If an error occurs, the event is enriched with new fields describing the problem, and the event is sent through the error port.
Configuration
After dragging this unit into the Flow canvas, double-click it to access its configuration options. The following table describes the configuration options of this unit:
Tab | Field | Description |
---|---|---|
General | Name | Enter a name for the unit. It must start with a letter, and cannot contain spaces. Only letters, numbers, and underscores are allowed. |
Description | Enter a description for the unit to describe the scope and use of the unit. | |
Timestamp field | Enter the name of an event field that contains the timestamp. | |
Key field | Enter the name of an event field that contains the keys to group sliding windows by optional | |
Feature field | Enter the name of an event field that contains the numeric value used to compute the statistics, which must be a double. | |
Period of aggregation | Select the purge size of indicators. This is how often to detect and generate indicators before being added to the sliding window. | |
Training period | Select the size of the sliding window. This is the duration of time events are stored before being trained (purge size). This must be a multiple of the aggregation period. | |
Mean | Enter the name for the output field containing the mean, to be added to the output event optional | |
Standard deviation | Enter the name for the output field containing the standard deviation, to be added to the output event optional | |
Z-score | Enter the name for the output field containing the z-score, to be added to the output event optional | |
Z-score modified | Enter the name for the output field containing the z-score modified, to be added to the output event optional | |
Skewness | Enter the name for the output field containing the skewness, to be added to the output event optional | |
Kurtosis | Enter the name for the output field containing the kurtosis, to be added to the output event optional | |
Median | Enter the name for the output field containing the median, to be added to the output event optional | |
IQR outlier | Enter the name for the output field containing the IQR-based outlier detection, to be added to the output event optional |
Input ports
Port | Description |
---|---|
reset | Events that enter through this port reset the internal accumulator to the initial value in the configuration. |
in | If new events enter through this port, the selected statistical indicators are evaluated and then the new value is added to the statistics to update their value. |
train | Events that enter through this port will be sent to the train out port. We recommend using the in port. |
Output ports
Port | Description |
---|---|
out | Outputs events when the sliding window is complete with all indicators. |
train | Outputs individual events with partial results for the selected statistic indicators (as opposed to indicators calculated with full sliding windows). |
error | Outputs input events that were not successfully acknowledged, enriched with standard error fields. |
Example
Imagine you trained data to show the amount of connections made every 5 minutes, grouped by reference domain, and you wish to calculate statistical indicators for each domain, such as average, standard deviation, etc.

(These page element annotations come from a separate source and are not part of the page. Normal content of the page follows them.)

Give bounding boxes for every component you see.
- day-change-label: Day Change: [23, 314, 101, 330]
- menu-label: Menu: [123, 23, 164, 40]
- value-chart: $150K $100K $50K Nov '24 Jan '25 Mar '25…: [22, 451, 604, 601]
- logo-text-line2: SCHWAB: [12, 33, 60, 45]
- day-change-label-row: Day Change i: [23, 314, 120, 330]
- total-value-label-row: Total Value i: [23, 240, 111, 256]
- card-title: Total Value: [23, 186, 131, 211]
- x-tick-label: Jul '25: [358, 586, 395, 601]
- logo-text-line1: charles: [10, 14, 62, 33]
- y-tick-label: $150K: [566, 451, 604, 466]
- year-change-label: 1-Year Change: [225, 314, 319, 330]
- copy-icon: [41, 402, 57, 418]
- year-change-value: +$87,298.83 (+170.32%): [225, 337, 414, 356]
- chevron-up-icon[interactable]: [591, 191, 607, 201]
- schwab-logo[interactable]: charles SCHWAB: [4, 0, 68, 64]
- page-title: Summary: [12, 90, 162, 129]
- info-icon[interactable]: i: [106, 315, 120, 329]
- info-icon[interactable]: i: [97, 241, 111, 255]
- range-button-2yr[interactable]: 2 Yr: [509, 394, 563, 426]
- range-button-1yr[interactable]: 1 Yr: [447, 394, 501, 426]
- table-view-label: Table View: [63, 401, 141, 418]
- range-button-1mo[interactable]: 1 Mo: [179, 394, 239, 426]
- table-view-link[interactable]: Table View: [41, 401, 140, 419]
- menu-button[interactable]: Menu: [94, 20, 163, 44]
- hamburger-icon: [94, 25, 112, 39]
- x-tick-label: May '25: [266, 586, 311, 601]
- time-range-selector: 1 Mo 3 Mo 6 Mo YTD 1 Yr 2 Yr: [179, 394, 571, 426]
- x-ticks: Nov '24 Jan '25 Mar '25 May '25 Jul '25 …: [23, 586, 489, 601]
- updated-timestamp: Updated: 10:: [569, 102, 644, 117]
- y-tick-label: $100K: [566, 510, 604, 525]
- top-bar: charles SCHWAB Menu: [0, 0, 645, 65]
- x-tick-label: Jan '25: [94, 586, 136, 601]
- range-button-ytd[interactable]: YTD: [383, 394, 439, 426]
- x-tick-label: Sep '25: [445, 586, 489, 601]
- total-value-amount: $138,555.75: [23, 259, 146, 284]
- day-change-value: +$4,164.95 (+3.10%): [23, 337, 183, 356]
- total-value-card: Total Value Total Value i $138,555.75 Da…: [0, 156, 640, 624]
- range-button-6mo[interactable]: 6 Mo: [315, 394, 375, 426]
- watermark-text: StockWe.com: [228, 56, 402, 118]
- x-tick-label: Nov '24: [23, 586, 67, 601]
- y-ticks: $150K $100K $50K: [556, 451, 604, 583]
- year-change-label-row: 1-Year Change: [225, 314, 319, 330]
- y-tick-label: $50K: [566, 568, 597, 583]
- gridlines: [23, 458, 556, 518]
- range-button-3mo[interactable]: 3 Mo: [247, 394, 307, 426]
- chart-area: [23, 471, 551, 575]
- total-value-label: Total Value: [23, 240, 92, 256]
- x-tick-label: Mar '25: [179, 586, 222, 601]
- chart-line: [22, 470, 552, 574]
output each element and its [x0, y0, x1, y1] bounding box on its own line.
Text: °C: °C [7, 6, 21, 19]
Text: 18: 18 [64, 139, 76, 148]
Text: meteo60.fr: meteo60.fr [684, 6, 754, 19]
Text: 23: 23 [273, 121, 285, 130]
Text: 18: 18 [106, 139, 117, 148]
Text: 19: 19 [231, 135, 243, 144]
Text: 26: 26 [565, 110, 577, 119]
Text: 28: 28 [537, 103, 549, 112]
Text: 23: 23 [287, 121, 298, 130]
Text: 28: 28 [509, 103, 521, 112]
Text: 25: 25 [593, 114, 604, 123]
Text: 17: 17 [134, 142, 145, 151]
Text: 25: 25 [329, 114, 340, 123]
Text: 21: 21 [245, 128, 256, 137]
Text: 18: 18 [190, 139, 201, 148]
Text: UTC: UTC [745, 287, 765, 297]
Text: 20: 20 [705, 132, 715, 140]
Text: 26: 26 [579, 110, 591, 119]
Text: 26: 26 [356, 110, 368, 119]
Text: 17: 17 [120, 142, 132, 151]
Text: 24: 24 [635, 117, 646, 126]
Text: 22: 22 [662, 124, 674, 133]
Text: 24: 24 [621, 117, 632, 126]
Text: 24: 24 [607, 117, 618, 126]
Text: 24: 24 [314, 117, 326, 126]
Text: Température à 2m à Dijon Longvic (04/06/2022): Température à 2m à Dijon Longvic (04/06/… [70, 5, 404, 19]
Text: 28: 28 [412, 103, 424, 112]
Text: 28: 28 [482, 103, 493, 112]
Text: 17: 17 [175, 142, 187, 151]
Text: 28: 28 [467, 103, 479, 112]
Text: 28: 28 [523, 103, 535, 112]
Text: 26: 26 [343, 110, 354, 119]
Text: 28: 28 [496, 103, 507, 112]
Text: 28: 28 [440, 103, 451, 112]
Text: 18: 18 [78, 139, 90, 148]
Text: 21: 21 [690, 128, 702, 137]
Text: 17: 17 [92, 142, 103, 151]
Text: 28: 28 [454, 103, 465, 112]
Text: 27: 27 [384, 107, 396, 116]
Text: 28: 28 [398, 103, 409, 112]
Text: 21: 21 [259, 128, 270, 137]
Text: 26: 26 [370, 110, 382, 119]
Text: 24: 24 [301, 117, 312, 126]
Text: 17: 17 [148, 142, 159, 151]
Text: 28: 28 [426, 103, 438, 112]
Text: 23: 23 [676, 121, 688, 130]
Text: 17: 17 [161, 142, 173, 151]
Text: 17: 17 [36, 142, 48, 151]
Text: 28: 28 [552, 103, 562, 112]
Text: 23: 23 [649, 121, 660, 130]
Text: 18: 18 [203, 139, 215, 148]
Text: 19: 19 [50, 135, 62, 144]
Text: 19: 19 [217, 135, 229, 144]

First, add a Generator unit to start the Flow.
Next, we will collect past data to train the model and use them to fill the Indicator unit with the statistics.
We will use a Map unit to get values every 5 minutes in a window of 7 days.
Then, we will use a Devo Full Query unit to fill in the slots of the 7 day window, providing enough data to train the Indicator unit.
Link the init port of the Devo Full Query unit to the reset port of the Indicator to reset the values. Next, link the out port to the train port of the Indicator unit to send the training data.
Once this training has been completed, we can get the new data using a Map and Scheduler that collect data the last 5 minutes and calculate the new statistic values (average, standard deviation, etc), executing it every 5 minutes.
We will send this data to a Devo Full Query unit. We will link this to the in port of the Indicator unit to fill it with the new statistic values.
Then, we will send this data to a my.app data table using a Devo Sink unit linked to the out port of the Indicator unit.
Download this example
Try this example flow by downloading the following JSON file and uploading it to your domain using the Import option.
In order for this Flow to work, you must have previously trained the corresponding model.